Paper Engineering for Designers
Pop-Up Skills and Techniques
Key techniques for making paper pop-ups for books and greetings cards are explained in this instructional guide (its inside cover reveals a surprisingly complex pop-up of its own). Each spread focuses on one particular mechanism, including the V-fold, pivot, pull-tab and wheel, and folds out to provide numerous ready-cut, pop-out shapes for constructing examples. Lists of basic equipment and further techniques, plus a glossary of terms, are included.
The Evolution of Type
A Graphic Guide to 100 Landmark Typefaces
Tony Seddon traces the development of type design and typographic style through a detailed survey of 100 important typefaces, from Nicholas Jenson’s early use of Roman letterforms in the mid 15th century to Selva, a blackletter typeface designed in 2012. For each design, Seddon describes its creator and its development, and provides examples of the typeface and a large, annotated illustration of a capital and a lower-case letter showing their distinctive typographical elements and innovations.
Global Street Style
The shiny skirts, bowler hats and plaits of Bolivian ‘Cholitas’ reveal them to be a cut above the peasant women, while the ‘born-free’ Smarteez of South Africa express their superiority through avant-garde individuality. Based around the images of an award-winning fashion photographer, this photographic extravaganza explores how, in seven distinct areas of the world, modern-day ‘tribes’ use style as a means to express themselves, often overcoming hardship or personal misfortune in the process.
The Performance of Style
Most associated with the music of artists such as David Bowie, glam was an extravagant and subversive movement of the early 1970s that has received much attention recently for its influence on later music and fashion and for the wider social impact of its experiments with androgyny and artifice. This catalogue, published to accompany the exhibition at the Tate, Liverpool, presents a collection of illustrated essays exploring the music, fashion, art and politics of glam.

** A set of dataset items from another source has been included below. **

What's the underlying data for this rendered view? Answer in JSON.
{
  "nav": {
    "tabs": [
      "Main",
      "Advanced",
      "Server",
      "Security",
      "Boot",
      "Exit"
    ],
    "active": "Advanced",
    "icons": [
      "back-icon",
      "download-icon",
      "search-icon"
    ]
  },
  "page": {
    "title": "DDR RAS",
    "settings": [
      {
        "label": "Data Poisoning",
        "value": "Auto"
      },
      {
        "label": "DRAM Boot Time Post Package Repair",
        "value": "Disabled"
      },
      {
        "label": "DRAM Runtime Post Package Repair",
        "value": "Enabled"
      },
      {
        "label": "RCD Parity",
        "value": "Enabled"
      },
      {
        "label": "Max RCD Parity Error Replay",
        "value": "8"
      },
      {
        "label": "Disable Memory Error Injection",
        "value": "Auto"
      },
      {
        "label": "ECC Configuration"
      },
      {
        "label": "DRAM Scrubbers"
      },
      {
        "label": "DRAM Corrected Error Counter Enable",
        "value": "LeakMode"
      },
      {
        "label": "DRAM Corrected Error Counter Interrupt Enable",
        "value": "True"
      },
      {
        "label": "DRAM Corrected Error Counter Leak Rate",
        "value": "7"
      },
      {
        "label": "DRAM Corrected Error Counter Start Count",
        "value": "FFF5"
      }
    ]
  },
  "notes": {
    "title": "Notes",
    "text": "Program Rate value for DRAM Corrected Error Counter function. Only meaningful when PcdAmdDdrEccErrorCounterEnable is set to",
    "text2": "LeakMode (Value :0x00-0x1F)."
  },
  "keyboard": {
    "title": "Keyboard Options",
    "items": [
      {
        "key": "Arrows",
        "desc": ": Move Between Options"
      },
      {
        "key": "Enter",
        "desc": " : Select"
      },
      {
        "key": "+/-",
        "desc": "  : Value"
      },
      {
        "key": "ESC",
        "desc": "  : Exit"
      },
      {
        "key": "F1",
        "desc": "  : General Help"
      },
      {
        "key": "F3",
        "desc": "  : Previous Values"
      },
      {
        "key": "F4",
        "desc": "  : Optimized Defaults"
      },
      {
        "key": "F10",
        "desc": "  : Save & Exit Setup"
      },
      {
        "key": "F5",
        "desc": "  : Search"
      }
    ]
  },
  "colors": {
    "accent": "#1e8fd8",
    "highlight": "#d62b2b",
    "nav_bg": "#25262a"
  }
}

The Fashion of Subcultures
Social changes in the early 20th century increasingly encouraged young people to develop tastes that were different from those of their parents, and to spend money on indulging their interests. Usually aligning themselves with new movements in popular music, style tribes emerged with idiosyncratic attitudes and modes of dress. This survey of youth culture identifies over 30 styles from the flappers of the 1920s and the swing kids of the 1930s, to beatniks, hippies, goths and hipsters.